As the Ravens build their roster for 2022, there's plenty of chatter about their efforts to fortify their offensive and defensive lines, solidify their pass defense, amp up their pass rush and juice up their running game.
But there's virtually no chatter about the single most important aspect of what I'll call their Bounce Back Project.
Anytime the subject of Lamar Jackson comes up, his contract situation dominates – understandably, as the star quarterback's rookie contract expires after this season and any new deal he signs would be the largest in Ravens history.
But while the off-field focus might be understandable, Jackson's on-field performance will be the centerpiece of the Ravens' efforts to return to the AFC playoffs in 2022, and I'm hearing next to nothing about it.
When last seen, Jackson was struggling more than usual; in the last three games he started and finished, he threw twice as many interceptions as touchdowns and posted below-average passer ratings as the Ravens went 1-2 while averaging just 17 points per game.
To be clear, he also did a lot right in 2021, including tying Randall Cunningham's NFL record of seven games in a season with at least 200 passing yards and 50 rushing yards. (Jackson also had seven such "double-doubles" in 2019.)
In Jackson's toughest season to date, the Ravens went 7-4 in games he started and finished, and 1-5 otherwise. Say no more.
But there was a discouraging conclusion. It faded from memory when Jackson was knocked out of a Week 13 game with a bruised ankle and missed the rest of the season. But a less electrifying Jackson was among the factors that contributed to the Ravens missing the playoffs.
"To be honest with you, I really don't know," Jackson said glumly after the season ended.
He added: "I got sick at the Miami game (and) played horrible in the Cleveland game. I really don't know, man. I really don't know."
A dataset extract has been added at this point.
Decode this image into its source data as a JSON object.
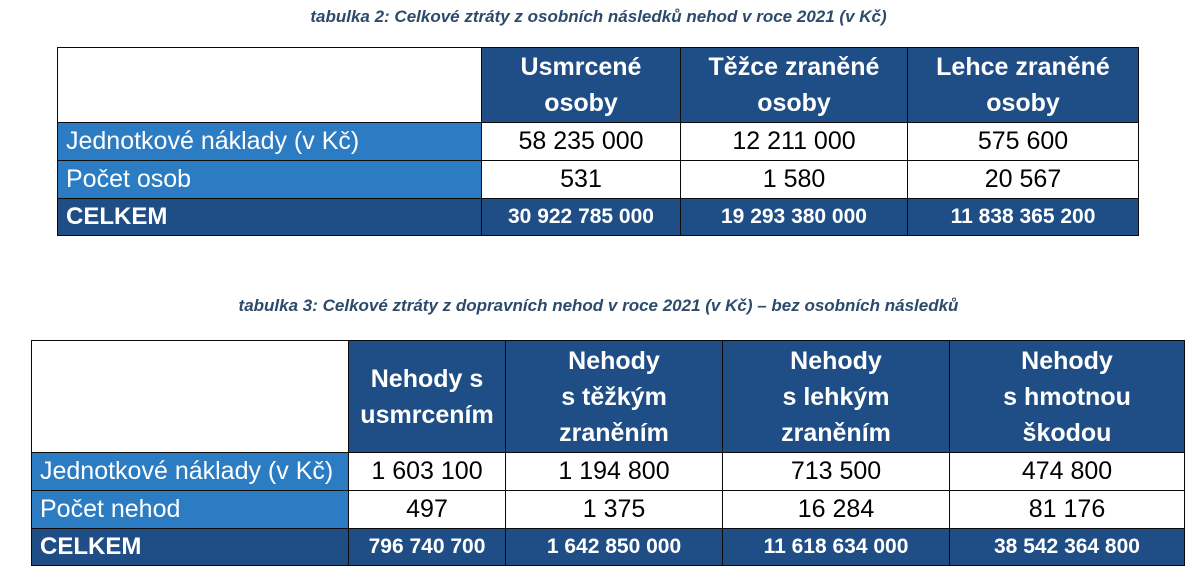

In the wake of just their second losing season under Head Coach John Harbaugh, the Ravens are aggressively attacking everything they didn't like about 2021. Only five other teams have committed more dollars in free agency, according to Spotrac. They've hired a new trainer and plan to alter their training practices in hopes of experiencing fewer injuries.
They've also quietly added a new coach who'll provide another set of eyes on Jackson -- Kerry Dixon, a former college quarterback who has recently coached wide receivers at Florida and Georgia Tech and will now assist James Urban, Jackson's position coach.
If anything can be done to help Jackson in 2022, it's worth doing.
No surprise, Jackson has been on task, throwing regularly to teammates in Florida. His commitment and desire are among his qualities the Ravens like most; Owner Steve Bisciotti recently described him as "obsessed" with winning a Super Bowl.
When the team's offseason program cranks up at the Under Armour Performance Center next week, Jackson surely will huddle with the coaches, deconstruct what happened late last year and formulate a plan to keep it from happening again.
He is a "time and space" player, meaning he needs time and space to do his thing. His issues arose during and after a Week 10 loss to the Miami Dolphins, who limited his time and space with an all-out blitz, a strategy other teams promptly copied.
It's part of the eternal chess match between quarterbacks and defenses. Jackson had the upper hand. Defenses adjusted. Now, it's on Jackson to adjust to those adjustments.
Putting a stronger and healthier team around him would help, for sure; a better O-line would give him more time and space.
But it's mostly up to Jackson to re-establish the soaring performance level he attained from the day he became a starter in 2018 through the middle of last season.
Several AFC teams have added star power in 2022, leading to speculation that the Ravens aren't shining as brightly.
But they already have their star, and he's one of the brightest in the NFL when playing well.
If Jackson is back on his "A game" in 2022, the Ravens' Bounce Back Project almost surely will proceed quite nicely.